Vessel needs, preferences, and restrictions related to minimizing risk to whales without compromising vessel operations and the safety of navigation [graduate project]
MetadataShow full item record
New approaches to large whale conservation make use of autonomous underwater vehicles (AUVs such as ocean gliders) to acoustically detect whales in near real-time, and send ‘whale alert’ information on whale locations to the bridge of commercial vessels to help mitigate vessel strikes to whales. A non-compliant or uninterested commercial fleet may be a barrier to achieving such conservation goals. Thus, understanding the needs, preferences, and restrictions of the shipping industry in the development phase of such new conservation initiatives may result in improved effectiveness. Here I report on a survey questionnaire designed to determine mariner knowledge and awareness of endangered whales and existing conservation measures, and the receptivity of the mariners to near real-time conservation technology on the bridge. The survey, distributed by the Shipping Federation of Canada, yielded 43 responses. The majority of respondents were interested in receiving more information on endangered whales and conservation measures in the eastern Canada and US-Gulf of Maine regions (72% and 79%, respectively). Eighty-four per cent of respondents indicated a preference for receiving information via Navigational telex (Navtex), and 79% listed Navtex as a “not disruptive” means of receiving near real-time whale alerts.

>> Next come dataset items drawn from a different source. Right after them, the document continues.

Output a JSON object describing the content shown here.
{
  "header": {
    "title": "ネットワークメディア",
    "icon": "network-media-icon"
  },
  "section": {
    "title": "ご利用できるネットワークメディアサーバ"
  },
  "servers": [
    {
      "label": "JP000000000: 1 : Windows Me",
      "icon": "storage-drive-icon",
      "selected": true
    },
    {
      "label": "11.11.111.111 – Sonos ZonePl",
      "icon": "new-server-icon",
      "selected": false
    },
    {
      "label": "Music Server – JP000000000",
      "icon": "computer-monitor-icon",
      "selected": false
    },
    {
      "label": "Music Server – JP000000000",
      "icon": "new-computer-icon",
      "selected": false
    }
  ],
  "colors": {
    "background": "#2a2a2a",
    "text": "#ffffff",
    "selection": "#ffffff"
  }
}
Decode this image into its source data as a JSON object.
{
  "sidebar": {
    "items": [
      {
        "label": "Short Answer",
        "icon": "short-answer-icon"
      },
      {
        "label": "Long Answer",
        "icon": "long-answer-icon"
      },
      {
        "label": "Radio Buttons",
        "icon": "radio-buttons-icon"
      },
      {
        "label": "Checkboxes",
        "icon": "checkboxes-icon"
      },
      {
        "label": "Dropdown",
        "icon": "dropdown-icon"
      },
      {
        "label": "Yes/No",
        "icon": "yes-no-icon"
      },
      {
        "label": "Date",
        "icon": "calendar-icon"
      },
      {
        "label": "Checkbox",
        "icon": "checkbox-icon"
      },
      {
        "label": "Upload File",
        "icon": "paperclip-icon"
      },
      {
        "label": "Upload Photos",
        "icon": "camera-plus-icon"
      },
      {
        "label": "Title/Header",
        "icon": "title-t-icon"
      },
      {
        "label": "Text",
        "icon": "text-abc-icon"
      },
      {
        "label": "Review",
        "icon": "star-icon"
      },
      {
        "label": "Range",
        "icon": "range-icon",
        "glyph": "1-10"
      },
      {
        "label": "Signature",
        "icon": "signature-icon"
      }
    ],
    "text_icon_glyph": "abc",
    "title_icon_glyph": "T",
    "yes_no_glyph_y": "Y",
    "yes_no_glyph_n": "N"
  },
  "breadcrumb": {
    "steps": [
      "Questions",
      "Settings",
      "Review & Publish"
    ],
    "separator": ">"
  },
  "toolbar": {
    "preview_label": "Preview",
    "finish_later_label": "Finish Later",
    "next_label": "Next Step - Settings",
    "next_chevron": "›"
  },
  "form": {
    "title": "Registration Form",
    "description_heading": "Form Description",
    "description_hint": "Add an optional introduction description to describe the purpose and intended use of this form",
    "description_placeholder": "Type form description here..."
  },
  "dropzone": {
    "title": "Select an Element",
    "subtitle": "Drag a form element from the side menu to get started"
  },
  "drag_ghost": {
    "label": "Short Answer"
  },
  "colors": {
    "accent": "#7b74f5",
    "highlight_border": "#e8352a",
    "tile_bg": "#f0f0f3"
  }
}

Seventy-two per cent of respondents also listed Automatic Identification Systems (AIS) as “not disruptive”, though only 58% identified AIS as a preferred format of receiving whale alerts. Based on the questionnaire findings, mariners appear to be moderately receptive to receiving near real-time whale alerts on the bridge. To better understand the mariner willingness to participate, research should consider defining the response required of mariners when receiving such alerts. The results of this study suggest that future conservation programs should use communication formats that are most familiar to mariners and are least disruptive to the bridge protocols; i.e., Navtex and AIS.